The back and forth (the newspaper column is actually an adaptation of an online discussion) raises a number of nitty gritty issues and is revealing, intentionally and unintentionally. BTW: the teenager—“Niecey”—“can be very strong-willed and has decided to keep the baby” which has led to a “family war.”
We don’t know for sure the aunt’s position, although we can probably make an educated guess. She asks Hax if it would make sense to have Niecey stay with her and her husband for a few months. It would allow tempers to cool “and let me bring some outside perspective to the abortion issue.”
In addition, “as an added bonus,” she writes, “I’ve got three kids under age 6, so it might be an eye-opening look at the reality of parenting a small child.”
The format is for Hax to respond and then comment on online readers’ responses to the original letter and to Hax’s advice. To respondent #1 Hax says, in effect, “makes sense” (“she’d get to see small-kid reality up close”), but adds don’t use the occasion to lobby for abortion which she (like I suspect most of us) appears to be believe might be the aunt’s real motivation.
But another respondent counters, “Wow. I expect spending time with my young children would reaffirm a decision to give birth and perhaps keep a baby.
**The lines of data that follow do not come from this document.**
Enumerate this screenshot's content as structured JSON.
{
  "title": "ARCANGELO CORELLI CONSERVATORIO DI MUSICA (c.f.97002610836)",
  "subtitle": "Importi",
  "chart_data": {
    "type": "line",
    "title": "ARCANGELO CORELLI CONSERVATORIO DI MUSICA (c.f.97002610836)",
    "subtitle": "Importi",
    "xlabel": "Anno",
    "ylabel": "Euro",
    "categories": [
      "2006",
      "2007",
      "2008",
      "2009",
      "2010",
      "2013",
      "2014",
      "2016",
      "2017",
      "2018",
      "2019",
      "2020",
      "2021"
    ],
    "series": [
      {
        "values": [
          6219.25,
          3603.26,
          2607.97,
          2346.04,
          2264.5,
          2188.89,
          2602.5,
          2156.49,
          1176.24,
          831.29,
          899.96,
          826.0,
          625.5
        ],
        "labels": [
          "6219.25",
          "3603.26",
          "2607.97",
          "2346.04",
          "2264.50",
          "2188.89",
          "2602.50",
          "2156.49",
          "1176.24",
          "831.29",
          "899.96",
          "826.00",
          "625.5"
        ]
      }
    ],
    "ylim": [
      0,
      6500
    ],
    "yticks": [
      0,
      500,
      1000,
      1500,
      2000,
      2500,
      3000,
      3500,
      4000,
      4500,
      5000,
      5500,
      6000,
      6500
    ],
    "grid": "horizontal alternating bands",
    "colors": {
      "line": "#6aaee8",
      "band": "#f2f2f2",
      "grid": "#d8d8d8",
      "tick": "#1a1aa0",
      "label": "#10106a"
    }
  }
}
I feel sorry for her kids if their Mom thinks they are an argument in favor abortion.” Which seems to be a reasonable interpretation of what Hax is saying, but raises Hax’s hackles.
The rest of the exchange (www.washingtonpost.com/lifestyle/style/family-of-a-pregnant-15-year-old-faces-choices/2011/09/02/gIQAJYpIdK_story.html) also tells us more about the respondents than the merits of the situation. To her credit Hax rejects the idea that the child (assuming he/she is allowed to live) is exclusively Niecey’s responsibility, as if to abandon her is punishment for not aborting her baby. “[T]here’s a real person being raised, not an example,” Hax says.
But having offered some constructive insights, Hax plummets to the bottom of the class with her answer to the third comment.
“Has anybody impartially laid out all the options for this girl? Maybe her aunt can make sure she makes an informed decision.”
To which Hax says, “Agreed, thanks — if no one has done this. Planned Parenthood is a good resource, but if she reacts as if it’s all about abortion (it’s not)…”
To be fair, the rest of the answer is to go elsewhere if you don’t accept PPFA. But this is just another in an endless stream of answers premised on the assumption that Planned Parenthood is practically abortion-neutral rather than abortion-dependent.
Let’s hope however this situation is negotiated, the family comes together to protect its newest member even if the arrival of she/he is not coming under ideal conditions.